If I am able to allude to a final theorist here, this dynamic exchange of meaning-making is what Bakhtin (1981) refers to as the dialogic imagination. And it is the dialogic imagination that propels the text (or the logic of a text) forward. In other words, it is an explicit or implicit awareness of the underlying dialogue and associations - made up of questions, expectations, motifs, and conventions - that provide the rationale for the shape and significance of a text. Even as a text struggles to be unique, it exists within the frame of prior conversations and experiences. The more familiar one is with certain activities and conversations - or the text's semiotic domain/context - the deeper one will engage with and comprehend the text (Gee, 2003). If this is done in language that is accessible to the learner, then the possibilities for deep learning are extended even further. In this case, the lower order skills of word/sentence recognition are processed more deeply within the higher order skills of verbal reasoning, prior knowledge and extra-rationale interpretation.
What - then - is the point of this long-winded musing? In one sense, it is the continuation of a long-running discussion of the importance of balancing code-based and meaning-based practice. Those who are familiar with this site will see how this discussion features regularly. On another hand, I would like to return to the statement quoted in the title "the pupil must want to go on alone in taking language to the world." In other words, effective teaching builds skills AND provides rich, motivating opportunities to use these skills in committed acts of communication. This adds something even more elusive to the mix: as teachers, we must inspire learners to read, write, speak, listen, learn and express.
References
Bakhtin, M. (1981). The Dialogic Imagination. Austin: University of Texas Press.

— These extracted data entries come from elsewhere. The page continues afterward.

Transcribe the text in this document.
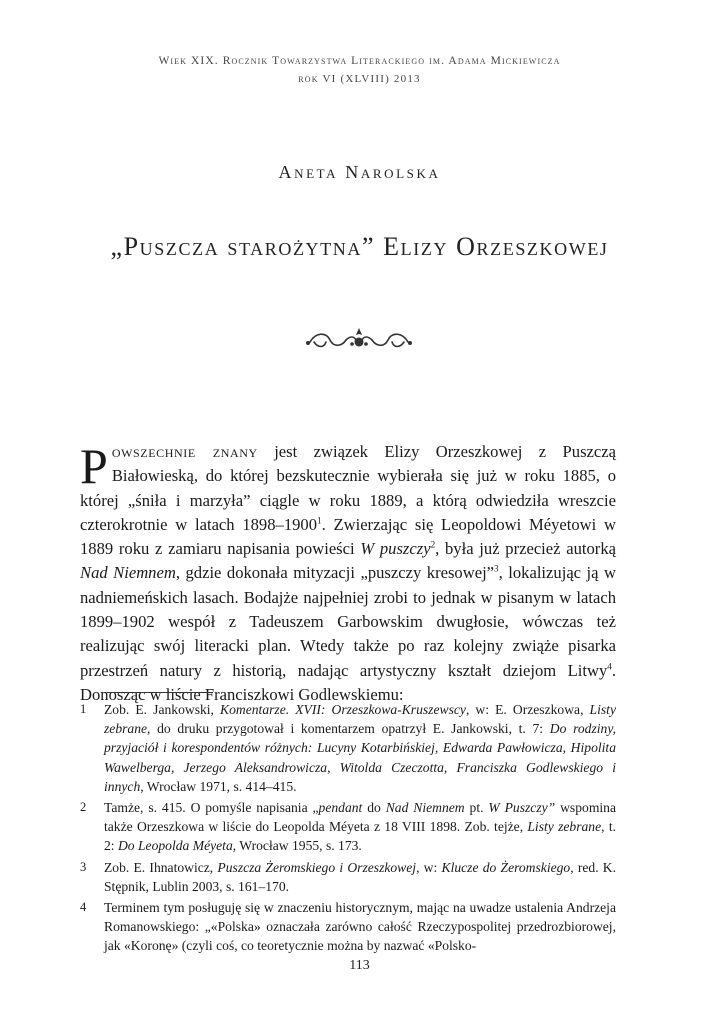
Wiek XIX. Rocznik Towarzystwa Literackiego im. Adama Mickiewicza
rok VI (XLVIII) 2013
Aneta Narolska
„Puszcza starożytna” Elizy Orzeszkowej
Powszechnie znany jest związek Elizy Orzeszkowej z Puszczą Białowieską, do której bezskutecznie wybierała się już w roku 1885, o której „śniła i marzyła” ciągle w roku 1889, a którą odwiedziła wreszcie czterokrotnie w latach 1898–1900$^1$. Zwierzając się Leopoldowi Méyetowi w 1889 roku z zamiaru napisania powieści W puszczy$^2$, była już przecież autorką Nad Niemnem, gdzie dokonała mityzacji „puszczy kresowej”$^3$, lokalizując ją w nadniemeńskich lasach. Bodajże najpełniej zrobi to jednak w pisanym w latach 1899–1902 wespół z Tadeuszem Garbowskim dwugłosie, wówczas też realizując swój literacki plan. Wtedy także po raz kolejny zwiąże pisarka przestrzeń natury z historią, nadając artystyczny kształt dziejom Litwy$^4$. Donosząc w liście Franciszkowi Godlewskiemu:
1	Zob. E. Jankowski, Komentarze. XVII: Orzeszkowa-Kruszewscy, w: E. Orzeszkowa, Listy zebrane, do druku przygotował i komentarzem opatrzył E. Jankowski, t. 7: Do rodziny, przyjaciół i korespondentów różnych: Lucyny Kotarbińskiej, Edwarda Pawłowicza, Hipolita Wawelberga, Jerzego Aleksandrowicza, Witolda Czeczotta, Franciszka Godlewskiego i innych, Wrocław 1971, s. 414–415.
2	Tamże, s. 415. O pomyśle napisania „pendant do Nad Niemnem pt. W Puszczy” wspomina także Orzeszkowa w liście do Leopolda Méyeta z 18 VIII 1898. Zob. tejże, Listy zebrane, t. 2: Do Leopolda Méyeta, Wrocław 1955, s. 173.
3	Zob. E. Ihnatowicz, Puszcza Żeromskiego i Orzeszkowej, w: Klucze do Żeromskiego, red. K. Stępnik, Lublin 2003, s. 161–170.
4	Terminem tym posługuję się w znaczeniu historycznym, mając na uwadze ustalenia Andrzeja Romanowskiego: „«Polska» oznaczała zarówno całość Rzeczypospolitej przedrozbiorowej, jak «Koronę» (czyli coś, co teoretycznie można by nazwać «Polsko-
113
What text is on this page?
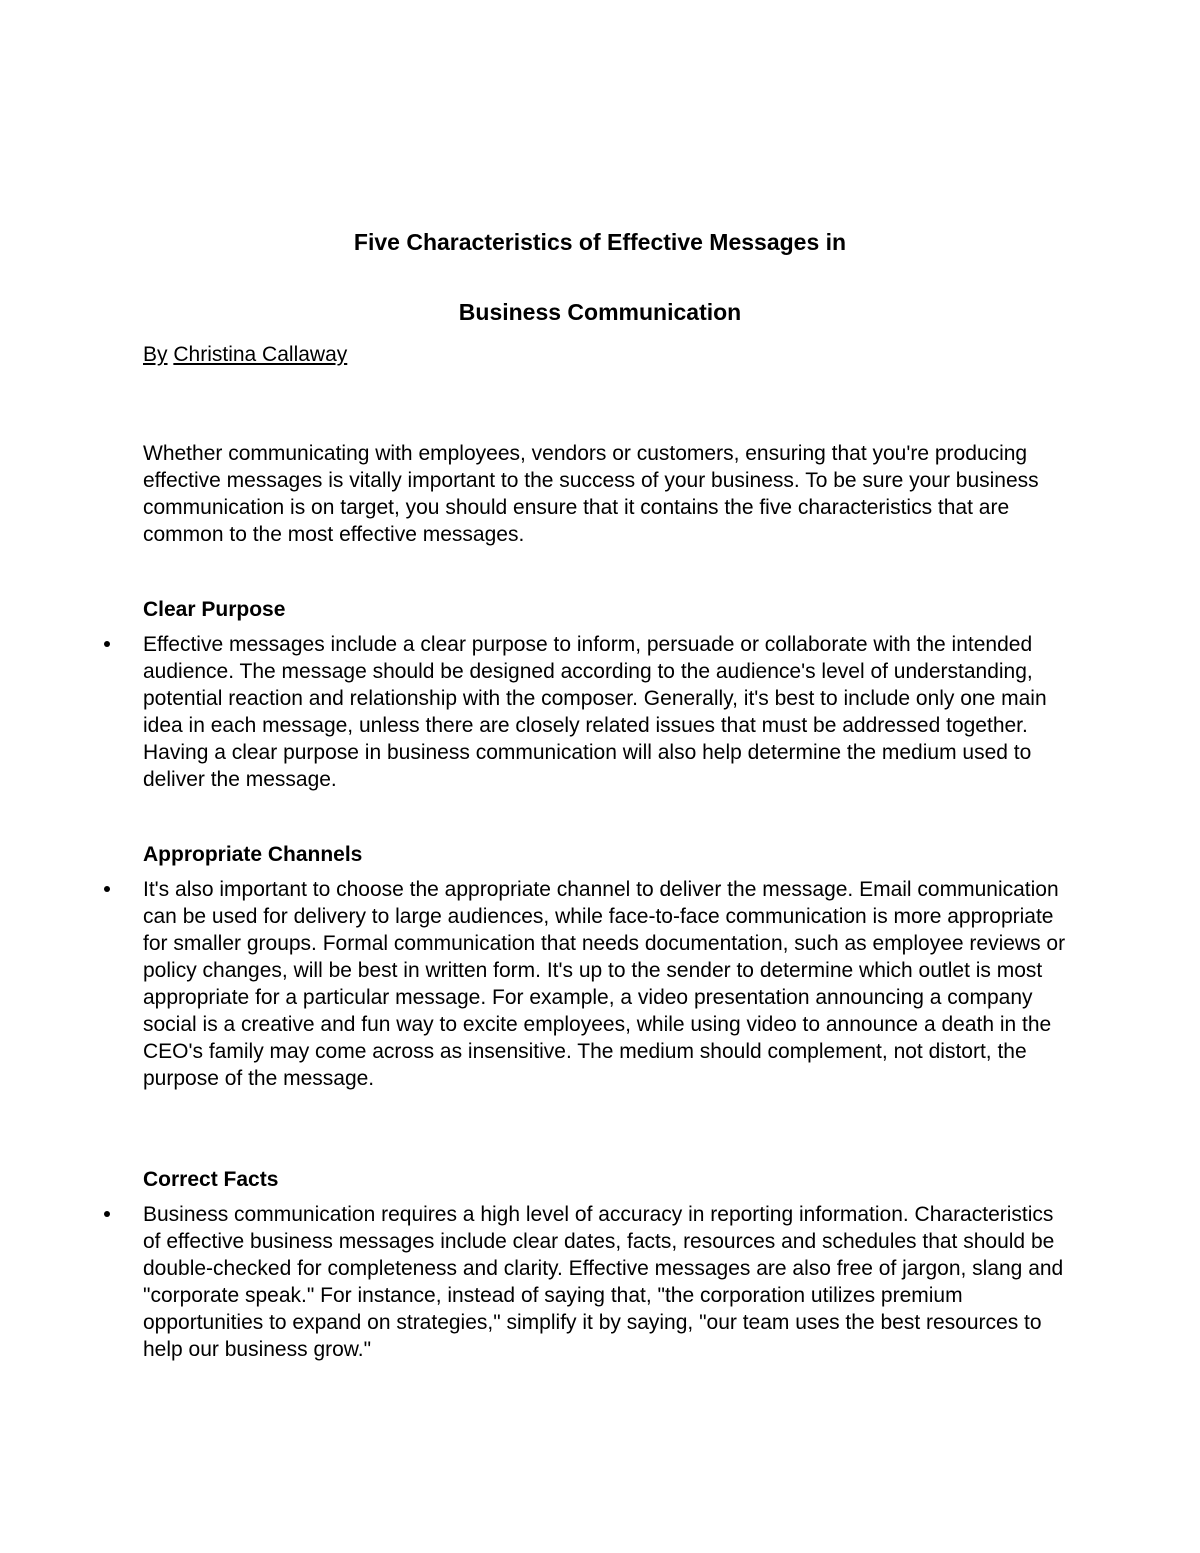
Five Characteristics of Effective Messages in
Business Communication

By Christina Callaway

Whether communicating with employees, vendors or customers, ensuring that you're producing effective messages is vitally important to the success of your business. To be sure your business communication is on target, you should ensure that it contains the five characteristics that are common to the most effective messages.

Clear Purpose

Effective messages include a clear purpose to inform, persuade or collaborate with the intended audience. The message should be designed according to the audience's level of understanding, potential reaction and relationship with the composer. Generally, it's best to include only one main idea in each message, unless there are closely related issues that must be addressed together. Having a clear purpose in business communication will also help determine the medium used to deliver the message.

Appropriate Channels

It's also important to choose the appropriate channel to deliver the message. Email communication can be used for delivery to large audiences, while face-to-face communication is more appropriate for smaller groups. Formal communication that needs documentation, such as employee reviews or policy changes, will be best in written form. It's up to the sender to determine which outlet is most appropriate for a particular message. For example, a video presentation announcing a company social is a creative and fun way to excite employees, while using video to announce a death in the CEO's family may come across as insensitive. The medium should complement, not distort, the purpose of the message.

Correct Facts

Business communication requires a high level of accuracy in reporting information. Characteristics of effective business messages include clear dates, facts, resources and schedules that should be double-checked for completeness and clarity. Effective messages are also free of jargon, slang and "corporate speak." For instance, instead of saying that, "the corporation utilizes premium opportunities to expand on strategies," simplify it by saying, "our team uses the best resources to help our business grow."
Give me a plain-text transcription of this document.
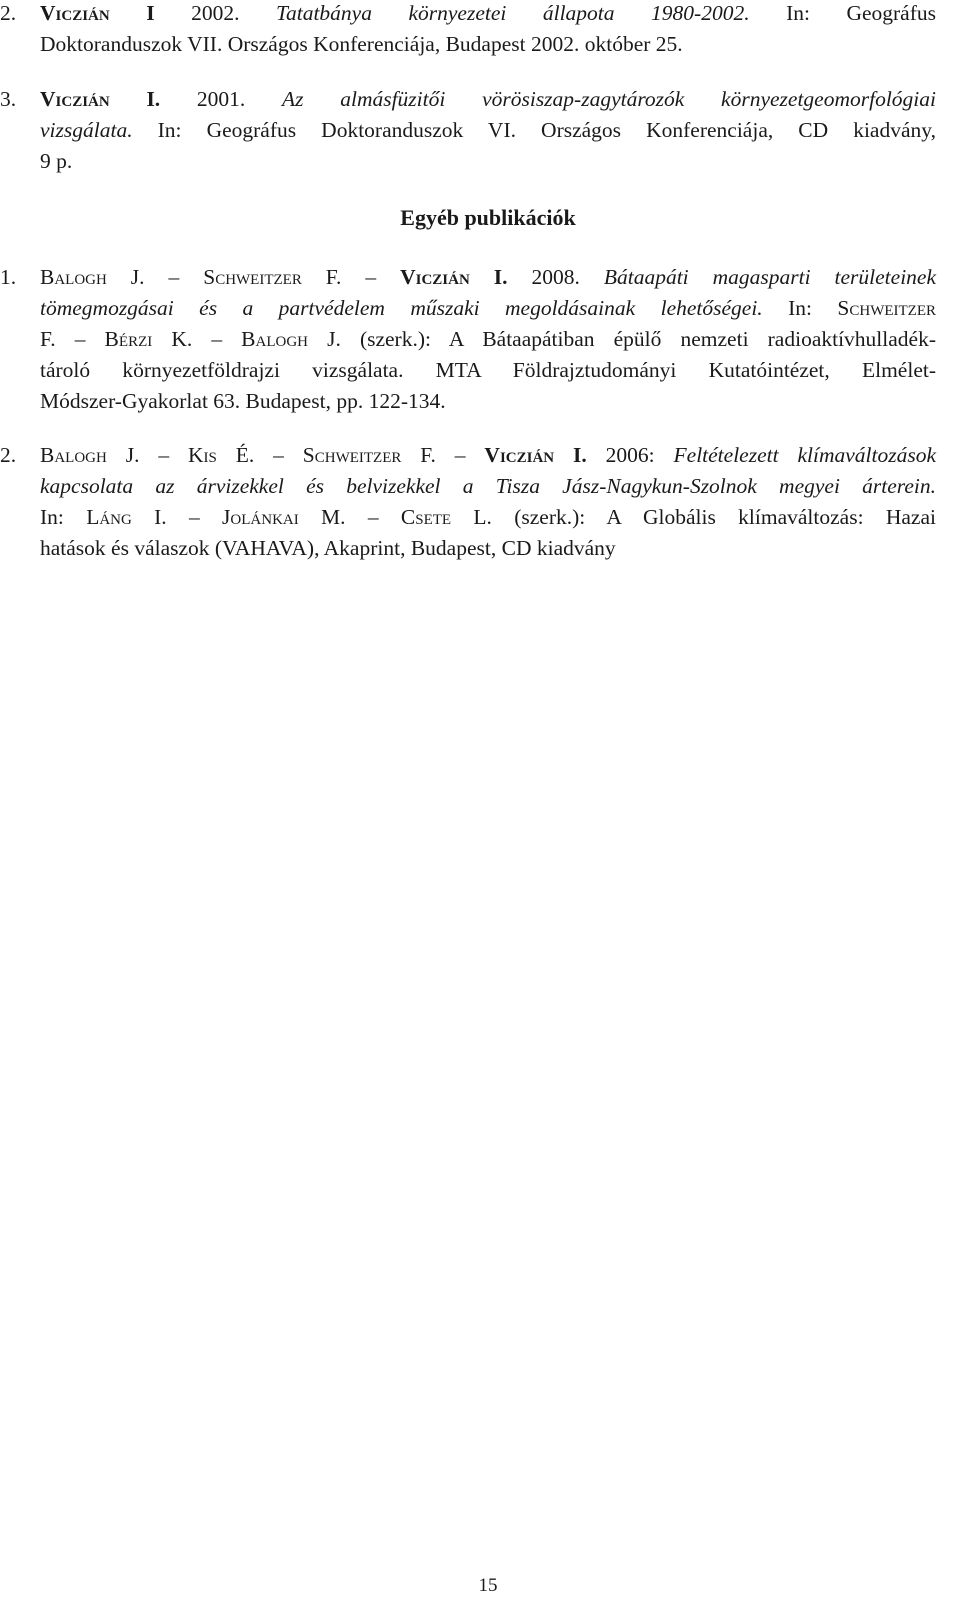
2. Viczián I 2002. Tatatbánya környezetei állapota 1980-2002. In: Geográfus
Doktoranduszok VII. Országos Konferenciája, Budapest 2002. október 25.
3. Viczián I. 2001. Az almásfüzitői vörösiszap-zagytározók környezetgeomorfológiai
vizsgálata. In: Geográfus Doktoranduszok VI. Országos Konferenciája, CD kiadvány,
9 p.
Egyéb publikációk
1. Balogh J. – Schweitzer F. – Viczián I. 2008. Bátaapáti magasparti területeinek
tömegmozgásai és a partvédelem műszaki megoldásainak lehetőségei. In: Schweitzer
F. – Bérzi K. – Balogh J. (szerk.): A Bátaapátiban épülő nemzeti radioaktívhulladék-
tároló környezetföldrajzi vizsgálata. MTA Földrajztudományi Kutatóintézet, Elmélet-
Módszer-Gyakorlat 63. Budapest, pp. 122-134.
2. Balogh J. – Kis É. – Schweitzer F. – Viczián I. 2006: Feltételezett klímaváltozások
kapcsolata az árvizekkel és belvizekkel a Tisza Jász-Nagykun-Szolnok megyei árterein.
In: Láng I. – Jolánkai M. – Csete L. (szerk.): A Globális klímaváltozás: Hazai
hatások és válaszok (VAHAVA), Akaprint, Budapest, CD kiadvány
15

Cavell, S. (2005). Philosophy the day after tomorrow. In Philosophy the day after tomorrow (pp. 111 – 131). Cambridge, MA: Belknap Press.
Garver, N. (1996). Philosophy as grammar. In H. Sluga & D. Stern (Eds.), The Cambridge companion to Wittgenstein (pp. 139 – 170). Cambridge: Cambridge University Press.
Gee, J. P. (2003). Opportunity to learn: a language-based perspective on assessment. In Assessment in Education: Principles, Policy and Practice, Vol 10, No. 1, pp 27 - 46
Monk, R. (1999, July 29). Wittgenstein’s Forgotten Lesson. Prospect Magazine. Retrieved from http://www.prospectmagazine.co.uk/magazine/ray-monk-wittgenstein/#.Uo_n_pHqvGY
Rhees, R. (2006). Wittgenstein and the possibility of discourse (2nd ed.). Oxford, UK: Blackwell Publishing.